Tutorial

2026-06-18

k6 + Grafana Cloud Load Testing: Full Tutorial (2026)

Learn k6 load testing end to end: write JS test scripts, set thresholds and scenarios, run locally, then scale to 1M VUs on Grafana Cloud k6 with CI.

k6 + Grafana Cloud Load Testing Tutorial (2026)

Load testing has a reputation for being painful: heavyweight GUIs, XML config, and tests that nobody on the team can read. k6 throws all of that out. It is a modern, developer-first load testing tool where your tests are plain JavaScript, your assertions are real code, and your results are first-class metrics you can stream straight into Grafana dashboards.
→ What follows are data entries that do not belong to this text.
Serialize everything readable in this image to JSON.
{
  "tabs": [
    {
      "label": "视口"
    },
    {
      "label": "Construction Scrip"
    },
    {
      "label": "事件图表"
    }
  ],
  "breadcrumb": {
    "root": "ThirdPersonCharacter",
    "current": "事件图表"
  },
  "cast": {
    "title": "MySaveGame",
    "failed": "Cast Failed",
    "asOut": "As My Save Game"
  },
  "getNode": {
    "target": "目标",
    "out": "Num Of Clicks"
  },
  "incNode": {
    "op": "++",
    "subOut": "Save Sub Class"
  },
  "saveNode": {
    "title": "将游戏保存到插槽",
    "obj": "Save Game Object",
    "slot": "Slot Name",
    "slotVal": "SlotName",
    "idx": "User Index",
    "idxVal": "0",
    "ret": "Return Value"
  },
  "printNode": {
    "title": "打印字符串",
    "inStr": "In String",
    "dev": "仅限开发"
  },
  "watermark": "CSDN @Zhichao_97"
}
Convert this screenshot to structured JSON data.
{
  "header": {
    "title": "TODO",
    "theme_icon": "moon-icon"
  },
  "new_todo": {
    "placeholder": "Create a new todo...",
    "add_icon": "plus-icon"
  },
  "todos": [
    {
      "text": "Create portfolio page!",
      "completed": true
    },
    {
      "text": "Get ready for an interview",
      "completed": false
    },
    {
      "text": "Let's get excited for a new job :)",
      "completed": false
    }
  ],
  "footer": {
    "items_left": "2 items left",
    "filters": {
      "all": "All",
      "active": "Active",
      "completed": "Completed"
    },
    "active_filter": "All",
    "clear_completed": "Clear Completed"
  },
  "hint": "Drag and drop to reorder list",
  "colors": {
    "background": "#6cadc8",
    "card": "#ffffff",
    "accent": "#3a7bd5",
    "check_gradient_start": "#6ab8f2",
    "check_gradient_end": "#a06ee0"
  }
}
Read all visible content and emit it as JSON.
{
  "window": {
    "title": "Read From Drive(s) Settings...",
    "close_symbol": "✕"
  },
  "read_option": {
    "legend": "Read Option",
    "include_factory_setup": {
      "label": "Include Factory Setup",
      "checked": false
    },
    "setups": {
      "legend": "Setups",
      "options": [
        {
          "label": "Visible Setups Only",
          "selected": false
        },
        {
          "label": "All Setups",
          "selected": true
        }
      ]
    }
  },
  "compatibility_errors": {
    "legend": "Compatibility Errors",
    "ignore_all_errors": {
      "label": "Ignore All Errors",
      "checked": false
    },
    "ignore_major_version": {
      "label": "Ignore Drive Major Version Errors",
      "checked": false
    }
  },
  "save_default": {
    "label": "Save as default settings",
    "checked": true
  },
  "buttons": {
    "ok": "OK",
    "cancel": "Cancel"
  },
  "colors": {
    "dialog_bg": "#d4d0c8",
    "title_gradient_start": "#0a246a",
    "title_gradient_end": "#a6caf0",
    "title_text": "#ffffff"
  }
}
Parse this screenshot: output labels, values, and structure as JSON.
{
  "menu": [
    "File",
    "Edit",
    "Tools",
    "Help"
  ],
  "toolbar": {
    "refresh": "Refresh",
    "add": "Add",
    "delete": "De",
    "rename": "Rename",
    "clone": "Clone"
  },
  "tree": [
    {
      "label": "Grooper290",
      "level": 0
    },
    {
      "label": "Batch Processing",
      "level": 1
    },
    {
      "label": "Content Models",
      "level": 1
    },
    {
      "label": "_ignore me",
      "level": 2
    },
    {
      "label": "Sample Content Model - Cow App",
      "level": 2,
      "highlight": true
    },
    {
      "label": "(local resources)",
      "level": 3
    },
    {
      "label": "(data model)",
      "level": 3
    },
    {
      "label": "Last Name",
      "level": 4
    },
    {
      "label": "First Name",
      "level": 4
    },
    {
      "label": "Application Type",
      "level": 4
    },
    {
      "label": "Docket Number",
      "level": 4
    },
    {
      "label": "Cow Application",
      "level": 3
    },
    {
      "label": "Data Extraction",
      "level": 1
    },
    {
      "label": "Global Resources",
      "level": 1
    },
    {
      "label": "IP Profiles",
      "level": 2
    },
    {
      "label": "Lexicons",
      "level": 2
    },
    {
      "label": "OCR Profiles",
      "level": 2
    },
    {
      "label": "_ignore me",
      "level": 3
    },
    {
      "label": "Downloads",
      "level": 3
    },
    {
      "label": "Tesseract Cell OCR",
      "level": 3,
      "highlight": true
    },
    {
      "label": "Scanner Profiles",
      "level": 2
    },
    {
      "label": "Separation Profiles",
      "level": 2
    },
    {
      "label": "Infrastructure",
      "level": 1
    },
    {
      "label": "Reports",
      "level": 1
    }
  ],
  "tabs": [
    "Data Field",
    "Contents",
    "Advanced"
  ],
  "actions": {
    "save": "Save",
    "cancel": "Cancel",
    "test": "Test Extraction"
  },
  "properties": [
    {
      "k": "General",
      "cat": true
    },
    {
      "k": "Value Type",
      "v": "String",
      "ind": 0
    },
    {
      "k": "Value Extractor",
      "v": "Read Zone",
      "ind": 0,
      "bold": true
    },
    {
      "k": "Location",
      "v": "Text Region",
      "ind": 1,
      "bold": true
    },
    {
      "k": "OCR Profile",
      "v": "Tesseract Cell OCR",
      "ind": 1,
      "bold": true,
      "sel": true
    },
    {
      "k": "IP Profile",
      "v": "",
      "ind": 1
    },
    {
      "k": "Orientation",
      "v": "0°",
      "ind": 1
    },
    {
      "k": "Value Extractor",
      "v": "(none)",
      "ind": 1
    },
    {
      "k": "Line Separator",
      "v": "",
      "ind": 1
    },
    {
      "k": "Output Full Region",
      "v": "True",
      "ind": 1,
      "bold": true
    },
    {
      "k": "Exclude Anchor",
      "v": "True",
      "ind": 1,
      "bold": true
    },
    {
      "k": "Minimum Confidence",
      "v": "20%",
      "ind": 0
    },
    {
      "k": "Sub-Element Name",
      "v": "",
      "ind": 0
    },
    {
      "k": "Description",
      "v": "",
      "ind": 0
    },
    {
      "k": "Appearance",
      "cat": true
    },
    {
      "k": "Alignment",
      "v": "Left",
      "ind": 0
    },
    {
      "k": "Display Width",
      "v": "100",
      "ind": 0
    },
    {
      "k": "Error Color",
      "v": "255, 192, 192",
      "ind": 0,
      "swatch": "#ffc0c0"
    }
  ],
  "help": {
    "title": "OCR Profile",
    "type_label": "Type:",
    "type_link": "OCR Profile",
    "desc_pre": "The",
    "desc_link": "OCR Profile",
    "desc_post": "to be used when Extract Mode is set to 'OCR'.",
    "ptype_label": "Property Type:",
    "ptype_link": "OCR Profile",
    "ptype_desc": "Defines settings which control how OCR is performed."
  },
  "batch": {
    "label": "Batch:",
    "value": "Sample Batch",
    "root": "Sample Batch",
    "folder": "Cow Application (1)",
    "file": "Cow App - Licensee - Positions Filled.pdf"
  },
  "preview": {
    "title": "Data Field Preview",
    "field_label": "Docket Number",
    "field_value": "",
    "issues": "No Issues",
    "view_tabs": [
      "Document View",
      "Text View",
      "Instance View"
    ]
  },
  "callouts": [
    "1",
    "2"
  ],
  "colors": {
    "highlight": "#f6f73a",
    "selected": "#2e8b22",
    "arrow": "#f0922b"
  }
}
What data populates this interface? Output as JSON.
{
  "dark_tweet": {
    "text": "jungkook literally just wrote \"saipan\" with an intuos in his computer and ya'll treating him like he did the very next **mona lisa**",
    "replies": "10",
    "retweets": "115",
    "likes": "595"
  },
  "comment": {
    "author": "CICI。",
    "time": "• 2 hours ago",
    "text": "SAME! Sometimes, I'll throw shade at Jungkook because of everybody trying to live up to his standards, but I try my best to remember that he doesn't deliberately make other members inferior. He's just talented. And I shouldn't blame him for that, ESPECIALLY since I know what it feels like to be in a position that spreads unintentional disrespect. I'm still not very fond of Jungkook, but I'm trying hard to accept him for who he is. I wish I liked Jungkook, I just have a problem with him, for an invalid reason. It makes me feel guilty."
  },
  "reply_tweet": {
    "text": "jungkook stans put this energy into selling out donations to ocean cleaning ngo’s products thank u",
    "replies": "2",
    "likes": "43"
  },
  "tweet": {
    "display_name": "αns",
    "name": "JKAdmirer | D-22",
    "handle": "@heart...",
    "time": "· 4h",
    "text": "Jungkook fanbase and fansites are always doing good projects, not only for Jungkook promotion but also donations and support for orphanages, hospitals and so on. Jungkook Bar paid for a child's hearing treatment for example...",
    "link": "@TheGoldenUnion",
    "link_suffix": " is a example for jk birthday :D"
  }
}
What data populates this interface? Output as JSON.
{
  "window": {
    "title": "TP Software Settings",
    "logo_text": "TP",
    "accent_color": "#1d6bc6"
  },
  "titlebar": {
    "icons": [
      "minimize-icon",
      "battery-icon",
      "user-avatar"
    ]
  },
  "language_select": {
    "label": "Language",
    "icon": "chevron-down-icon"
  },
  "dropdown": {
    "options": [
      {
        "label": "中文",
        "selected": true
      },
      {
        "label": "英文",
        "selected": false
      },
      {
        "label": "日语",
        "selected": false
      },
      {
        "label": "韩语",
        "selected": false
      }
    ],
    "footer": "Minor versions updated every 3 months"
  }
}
This tutorial walks you through k6 from a cold install to running a distributed test on Grafana Cloud k6 at up to 1 million virtual users. You will learn the test lifecycle, the options block, thresholds as service-level objectives (SLOs), scenarios and executors, multi-protocol testing (HTTP, WebSocket, gRPC, and the browser module), and how to wire it all into a GitHub Actions pipeline. Every code sample here is runnable.

If you are evaluating load tools more broadly, our k6 vs JMeter comparison and the broader QA skills directory are good companions to this piece.

What Is k6 and Why It Wins in 2026

k6 is an open-source load testing tool created by Load Impact and now maintained by Grafana Labs. The engine is written in Go, which gives it a tiny memory footprint per virtual user and lets a single mid-range machine drive tens of thousands of concurrent users. But you do not write Go. You write test scripts in JavaScript (ES2015+), which k6 executes on an embedded JavaScript runtime (goja) wrapped by the Go scheduler.

That split is the whole trick. Go handles concurrency, scheduling, and the network stack; JavaScript gives you an ergonomic scripting layer. The result is a tool that feels like writing a small Node program but performs like a purpose-built load generator.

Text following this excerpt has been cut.